Ched. Higashi In the Chédiak–Higashi syndrome, the polymorphs
contain large granules but do not form proper phagolysosomes. In other cases
the response to chemotaxis is impaired (‘lazy leucocyte’).
Receptors of innate immunity
Genetic defects in several of these
receptors (see Fig. 5) have now been reported, and more will undoubtedly be
discovered. Some examples are Toll-like receptor 5 deficiency
associated with susceptibility to Legionnaires’ disease, NOD-2 deficiency
associated with Crohn’s disease, and variations in the mannose receptor associated
with susceptibility to leprosy and tuberculosis. Mutations in the interferon
signalling pathway are associated with increased severity of common viral
infections.
Secondary immunodeficiency
Age Immunity tends to be weaker in infancy and old
age, the former being partly compensated by passively transferred maternal
antibody. In the industrialized world, infection has become an important cause
of illness and death in the elderly.
Malnutrition is associated with defects in antibody and, in
severe cases, T cells; this may explain the more serious course of diseases
(e.g. measles) in tropical countries.
Both calorie and protein intake are important, as well as vitamins and minerals
e.g. iron, copper and zinc.
Drugs can cause immunodeficiency, either
intentionally (see Fig. 40) or unintentionally.

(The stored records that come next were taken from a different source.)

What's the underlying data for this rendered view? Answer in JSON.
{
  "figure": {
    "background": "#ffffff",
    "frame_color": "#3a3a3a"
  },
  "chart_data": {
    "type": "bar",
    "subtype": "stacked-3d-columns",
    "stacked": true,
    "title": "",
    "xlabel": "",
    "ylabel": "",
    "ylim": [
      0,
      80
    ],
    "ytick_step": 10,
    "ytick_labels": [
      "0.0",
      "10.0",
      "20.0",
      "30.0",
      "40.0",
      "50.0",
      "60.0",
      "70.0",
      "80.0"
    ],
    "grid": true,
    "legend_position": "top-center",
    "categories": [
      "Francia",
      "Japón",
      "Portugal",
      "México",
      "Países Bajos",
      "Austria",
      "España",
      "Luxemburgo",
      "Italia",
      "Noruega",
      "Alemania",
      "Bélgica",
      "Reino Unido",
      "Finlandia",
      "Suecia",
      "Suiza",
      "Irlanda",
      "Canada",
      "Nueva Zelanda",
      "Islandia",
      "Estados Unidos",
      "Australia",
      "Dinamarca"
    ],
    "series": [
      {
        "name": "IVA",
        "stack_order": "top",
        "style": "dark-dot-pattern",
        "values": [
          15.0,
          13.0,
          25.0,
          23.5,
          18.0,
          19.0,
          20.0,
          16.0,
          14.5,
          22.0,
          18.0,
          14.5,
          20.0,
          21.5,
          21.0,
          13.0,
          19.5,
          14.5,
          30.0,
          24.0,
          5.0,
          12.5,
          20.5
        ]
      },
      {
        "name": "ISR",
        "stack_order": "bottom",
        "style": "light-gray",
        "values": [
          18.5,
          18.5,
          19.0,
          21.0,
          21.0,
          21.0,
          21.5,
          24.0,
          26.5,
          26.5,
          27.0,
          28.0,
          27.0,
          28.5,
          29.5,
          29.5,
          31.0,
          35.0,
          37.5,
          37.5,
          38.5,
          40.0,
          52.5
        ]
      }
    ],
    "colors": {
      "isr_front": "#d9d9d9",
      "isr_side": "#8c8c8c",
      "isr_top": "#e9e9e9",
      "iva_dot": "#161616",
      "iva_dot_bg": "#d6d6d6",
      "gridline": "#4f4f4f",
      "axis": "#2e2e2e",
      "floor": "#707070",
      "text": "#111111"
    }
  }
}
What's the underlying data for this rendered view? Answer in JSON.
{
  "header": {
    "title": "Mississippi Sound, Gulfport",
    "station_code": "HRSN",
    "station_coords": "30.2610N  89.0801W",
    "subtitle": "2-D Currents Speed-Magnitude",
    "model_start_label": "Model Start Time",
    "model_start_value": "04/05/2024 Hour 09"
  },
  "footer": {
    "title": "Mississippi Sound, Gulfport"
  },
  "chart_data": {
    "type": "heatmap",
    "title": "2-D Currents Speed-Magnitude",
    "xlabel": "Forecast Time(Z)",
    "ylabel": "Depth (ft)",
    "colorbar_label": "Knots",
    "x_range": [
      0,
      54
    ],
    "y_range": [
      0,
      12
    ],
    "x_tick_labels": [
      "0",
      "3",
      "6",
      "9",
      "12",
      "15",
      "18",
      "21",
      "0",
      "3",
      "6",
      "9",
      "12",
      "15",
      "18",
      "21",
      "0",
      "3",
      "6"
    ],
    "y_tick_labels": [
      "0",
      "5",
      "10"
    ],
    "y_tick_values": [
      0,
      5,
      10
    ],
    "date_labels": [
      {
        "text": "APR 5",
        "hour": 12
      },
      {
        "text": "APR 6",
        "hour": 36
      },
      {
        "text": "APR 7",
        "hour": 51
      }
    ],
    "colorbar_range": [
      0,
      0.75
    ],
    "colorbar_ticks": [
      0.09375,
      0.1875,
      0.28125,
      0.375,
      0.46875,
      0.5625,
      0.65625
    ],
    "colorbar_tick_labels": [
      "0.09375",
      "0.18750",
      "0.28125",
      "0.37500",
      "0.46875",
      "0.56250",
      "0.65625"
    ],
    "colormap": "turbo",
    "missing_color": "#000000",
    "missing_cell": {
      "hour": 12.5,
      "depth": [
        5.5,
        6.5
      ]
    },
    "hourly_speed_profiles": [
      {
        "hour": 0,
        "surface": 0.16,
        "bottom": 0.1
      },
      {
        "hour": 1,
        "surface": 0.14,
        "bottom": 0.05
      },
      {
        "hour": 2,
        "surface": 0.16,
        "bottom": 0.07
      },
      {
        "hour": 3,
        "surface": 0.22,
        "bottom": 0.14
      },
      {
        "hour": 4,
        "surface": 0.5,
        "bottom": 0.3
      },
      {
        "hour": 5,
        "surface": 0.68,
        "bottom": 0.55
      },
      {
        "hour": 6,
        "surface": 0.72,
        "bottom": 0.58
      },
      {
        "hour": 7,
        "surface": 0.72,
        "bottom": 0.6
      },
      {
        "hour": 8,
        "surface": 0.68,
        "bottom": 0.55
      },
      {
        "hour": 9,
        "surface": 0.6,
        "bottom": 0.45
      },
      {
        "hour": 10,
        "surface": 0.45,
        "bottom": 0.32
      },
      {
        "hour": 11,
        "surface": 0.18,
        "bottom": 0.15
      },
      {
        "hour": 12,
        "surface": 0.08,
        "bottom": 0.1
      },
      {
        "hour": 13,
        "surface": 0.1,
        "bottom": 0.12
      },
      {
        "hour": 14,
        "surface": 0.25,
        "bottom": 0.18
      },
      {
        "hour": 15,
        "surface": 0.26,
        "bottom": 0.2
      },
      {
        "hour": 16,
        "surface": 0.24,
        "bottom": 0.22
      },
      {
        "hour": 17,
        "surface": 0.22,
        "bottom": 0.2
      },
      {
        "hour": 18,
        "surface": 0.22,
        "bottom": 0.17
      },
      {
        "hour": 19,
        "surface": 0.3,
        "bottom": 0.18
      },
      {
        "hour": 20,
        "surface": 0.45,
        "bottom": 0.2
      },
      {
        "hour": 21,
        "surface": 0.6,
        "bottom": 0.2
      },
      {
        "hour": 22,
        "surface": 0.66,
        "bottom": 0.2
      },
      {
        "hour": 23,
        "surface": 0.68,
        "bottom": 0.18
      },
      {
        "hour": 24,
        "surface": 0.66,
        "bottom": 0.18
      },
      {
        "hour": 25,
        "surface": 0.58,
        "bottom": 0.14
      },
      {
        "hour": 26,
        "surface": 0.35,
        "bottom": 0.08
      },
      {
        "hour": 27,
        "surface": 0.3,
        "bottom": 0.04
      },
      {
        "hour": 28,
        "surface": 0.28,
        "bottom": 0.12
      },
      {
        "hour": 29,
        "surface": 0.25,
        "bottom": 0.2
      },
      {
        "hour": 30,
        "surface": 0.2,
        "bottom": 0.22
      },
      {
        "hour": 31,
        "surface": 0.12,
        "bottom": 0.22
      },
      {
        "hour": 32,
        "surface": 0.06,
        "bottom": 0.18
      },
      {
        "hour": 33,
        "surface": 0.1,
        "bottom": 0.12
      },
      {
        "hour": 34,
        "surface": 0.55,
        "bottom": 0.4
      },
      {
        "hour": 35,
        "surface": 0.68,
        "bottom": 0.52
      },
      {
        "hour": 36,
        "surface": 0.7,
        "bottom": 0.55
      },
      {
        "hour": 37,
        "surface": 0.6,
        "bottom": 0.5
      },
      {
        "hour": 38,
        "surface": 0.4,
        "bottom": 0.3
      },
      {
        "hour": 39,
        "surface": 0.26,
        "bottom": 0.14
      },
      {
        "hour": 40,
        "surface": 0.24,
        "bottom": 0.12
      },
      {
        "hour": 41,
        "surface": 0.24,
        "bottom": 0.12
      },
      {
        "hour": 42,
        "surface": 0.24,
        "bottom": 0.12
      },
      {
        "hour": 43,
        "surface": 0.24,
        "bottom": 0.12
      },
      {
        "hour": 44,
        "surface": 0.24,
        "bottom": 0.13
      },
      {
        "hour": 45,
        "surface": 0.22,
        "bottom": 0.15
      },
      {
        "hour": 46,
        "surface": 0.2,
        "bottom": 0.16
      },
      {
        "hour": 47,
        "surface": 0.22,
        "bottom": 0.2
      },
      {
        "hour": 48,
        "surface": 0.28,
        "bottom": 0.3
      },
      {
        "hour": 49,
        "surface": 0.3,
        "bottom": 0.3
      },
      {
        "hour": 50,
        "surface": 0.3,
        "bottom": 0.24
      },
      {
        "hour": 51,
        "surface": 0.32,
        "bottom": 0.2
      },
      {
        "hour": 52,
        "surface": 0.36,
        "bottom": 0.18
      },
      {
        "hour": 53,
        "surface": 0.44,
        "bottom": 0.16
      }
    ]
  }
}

Infections Immunosuppression is found in a great variety
of infections, being one of the major parasite ‘escape’ mechanisms (see Figs
27–32). HIV infection, by progressively destroying CD4 T cells, weakens
the whole immune system (for more about AIDS see Fig. 28). Other viruses, such
as measles, can temporarily depress T-cell function. Although this transitory
effect may be of little consequence in the industrialized world, the increased
susceptibility to common environmental pathogens, especially in food and water,
is a major danger and cause of death to many children living in conditions of
poor sanitation and hygiene in many other parts of the world. In all cases of
T-cell deficiency, cell-mediated responses are of course reduced, but there are
often secondary effects on antibody as well.
Tumours are often associated with immunodeficiency, notably
Hodgkin’s disease, myeloma and leukaemias; it is sometimes hard to be sure which is cause and which effect.